Together, some 100 participants made Guate (as the capital is locally known) a little cleaner. T-shirts with the slogan Yo soy plogger, I am a plogger, had been specially designed for the day and were handed out to participants, along with a glove and a biodegradable bag. After warming up together, the ploggers could then choose between a shorter 2-kilometre route or a longer 5-kilometre one.
The plogging event ended with information about how the litter is sorted and the importance of reducing waste rather than just recycling.

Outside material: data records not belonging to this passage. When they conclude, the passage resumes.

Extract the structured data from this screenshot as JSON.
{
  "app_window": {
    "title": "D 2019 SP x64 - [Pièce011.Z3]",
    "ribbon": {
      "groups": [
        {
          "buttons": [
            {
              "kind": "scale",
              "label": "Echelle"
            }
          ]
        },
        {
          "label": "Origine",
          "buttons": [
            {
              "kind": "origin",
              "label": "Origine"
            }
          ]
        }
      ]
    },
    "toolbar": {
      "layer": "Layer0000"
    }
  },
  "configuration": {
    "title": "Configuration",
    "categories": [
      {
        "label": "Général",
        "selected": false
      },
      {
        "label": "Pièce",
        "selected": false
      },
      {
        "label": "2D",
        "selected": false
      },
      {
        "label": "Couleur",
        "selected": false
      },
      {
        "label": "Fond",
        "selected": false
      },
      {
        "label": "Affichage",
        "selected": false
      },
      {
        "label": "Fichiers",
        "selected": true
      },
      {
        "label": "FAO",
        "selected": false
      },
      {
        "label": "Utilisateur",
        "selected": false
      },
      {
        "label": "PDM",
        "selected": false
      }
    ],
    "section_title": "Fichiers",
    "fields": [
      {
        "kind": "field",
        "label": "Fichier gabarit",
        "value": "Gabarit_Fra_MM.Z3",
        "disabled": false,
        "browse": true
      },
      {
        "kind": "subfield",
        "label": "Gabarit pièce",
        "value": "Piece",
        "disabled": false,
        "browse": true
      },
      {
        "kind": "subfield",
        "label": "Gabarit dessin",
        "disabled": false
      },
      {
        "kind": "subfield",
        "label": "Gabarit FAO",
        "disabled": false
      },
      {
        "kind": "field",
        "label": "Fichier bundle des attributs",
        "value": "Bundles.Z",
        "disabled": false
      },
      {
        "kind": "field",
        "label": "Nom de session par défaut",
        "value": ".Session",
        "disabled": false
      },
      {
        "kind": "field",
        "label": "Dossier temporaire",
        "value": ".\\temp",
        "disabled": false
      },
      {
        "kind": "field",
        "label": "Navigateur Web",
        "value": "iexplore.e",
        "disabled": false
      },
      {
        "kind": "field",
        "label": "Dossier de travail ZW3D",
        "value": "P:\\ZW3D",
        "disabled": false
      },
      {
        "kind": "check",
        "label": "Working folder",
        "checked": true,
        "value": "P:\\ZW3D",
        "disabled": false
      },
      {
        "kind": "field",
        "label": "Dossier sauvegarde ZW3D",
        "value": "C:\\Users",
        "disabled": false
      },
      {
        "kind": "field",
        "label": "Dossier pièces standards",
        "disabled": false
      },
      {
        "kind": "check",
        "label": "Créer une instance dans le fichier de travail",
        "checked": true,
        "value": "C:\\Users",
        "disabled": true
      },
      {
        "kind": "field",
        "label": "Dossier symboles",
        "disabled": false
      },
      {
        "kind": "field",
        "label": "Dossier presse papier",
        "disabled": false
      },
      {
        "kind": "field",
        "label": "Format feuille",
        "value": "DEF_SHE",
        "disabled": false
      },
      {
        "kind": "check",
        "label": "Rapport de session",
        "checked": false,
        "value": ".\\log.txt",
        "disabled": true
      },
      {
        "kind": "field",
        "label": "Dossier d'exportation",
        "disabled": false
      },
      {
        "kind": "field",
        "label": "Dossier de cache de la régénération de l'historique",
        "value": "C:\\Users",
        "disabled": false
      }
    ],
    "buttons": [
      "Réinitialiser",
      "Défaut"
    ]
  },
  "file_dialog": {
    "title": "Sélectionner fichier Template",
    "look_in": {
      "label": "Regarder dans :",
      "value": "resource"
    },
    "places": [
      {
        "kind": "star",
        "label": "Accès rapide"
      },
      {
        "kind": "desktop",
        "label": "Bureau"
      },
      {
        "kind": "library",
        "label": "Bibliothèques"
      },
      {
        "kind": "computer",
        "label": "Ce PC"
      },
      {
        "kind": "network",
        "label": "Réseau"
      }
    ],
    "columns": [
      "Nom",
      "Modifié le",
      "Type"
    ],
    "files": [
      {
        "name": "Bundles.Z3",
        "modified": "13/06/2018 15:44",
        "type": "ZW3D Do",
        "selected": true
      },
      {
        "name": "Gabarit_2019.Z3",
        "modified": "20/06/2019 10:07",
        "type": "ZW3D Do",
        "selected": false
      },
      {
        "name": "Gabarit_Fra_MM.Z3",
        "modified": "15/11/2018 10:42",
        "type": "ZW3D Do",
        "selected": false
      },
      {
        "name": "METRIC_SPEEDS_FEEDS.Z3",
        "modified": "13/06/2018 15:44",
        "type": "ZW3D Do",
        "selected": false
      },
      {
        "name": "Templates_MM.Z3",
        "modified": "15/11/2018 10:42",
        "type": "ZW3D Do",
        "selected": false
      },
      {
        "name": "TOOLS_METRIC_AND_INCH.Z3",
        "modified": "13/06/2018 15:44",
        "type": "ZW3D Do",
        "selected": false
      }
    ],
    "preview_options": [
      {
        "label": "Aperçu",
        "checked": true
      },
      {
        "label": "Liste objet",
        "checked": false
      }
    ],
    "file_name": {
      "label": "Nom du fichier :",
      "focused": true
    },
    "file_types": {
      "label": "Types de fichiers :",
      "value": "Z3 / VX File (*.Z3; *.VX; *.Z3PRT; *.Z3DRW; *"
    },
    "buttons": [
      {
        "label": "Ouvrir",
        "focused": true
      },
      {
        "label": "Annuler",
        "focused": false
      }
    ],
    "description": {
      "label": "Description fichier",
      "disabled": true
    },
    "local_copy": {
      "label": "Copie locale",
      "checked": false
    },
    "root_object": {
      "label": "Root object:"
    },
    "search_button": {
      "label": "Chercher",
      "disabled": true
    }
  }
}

Other Swedish embassies that have plogged in recent months include Vilnius, Kampala, Bern, Kinshasa, Bangkok, Yangon, Berlin, Lisbon and Washington. The MFA in Stockholm has also taken on the challenge.
Ploggers in Bern plogged around the Aare River together with the organisation Trash Hero. The ploggers found a lot of rubbish, including 5 304 cigarette butts.
Several embassies have combined plogging with other activities, such as vegetarian cooking and campaigns to share green life hacks in social media.
The Embassy in Guatemala also launched a new initiative in cooperation with Rafael Landivar University. The idea is to support research on climate change impacts and help educate farmers on climate-adapted techniques and structures to be able to influence environmental decision-making processes.
Guatemala is considered one of the countries in the world that is impacted the most by climate change, making it essential to adapt and diversify agriculture to cope with increasing droughts and more unpredictable rain periods.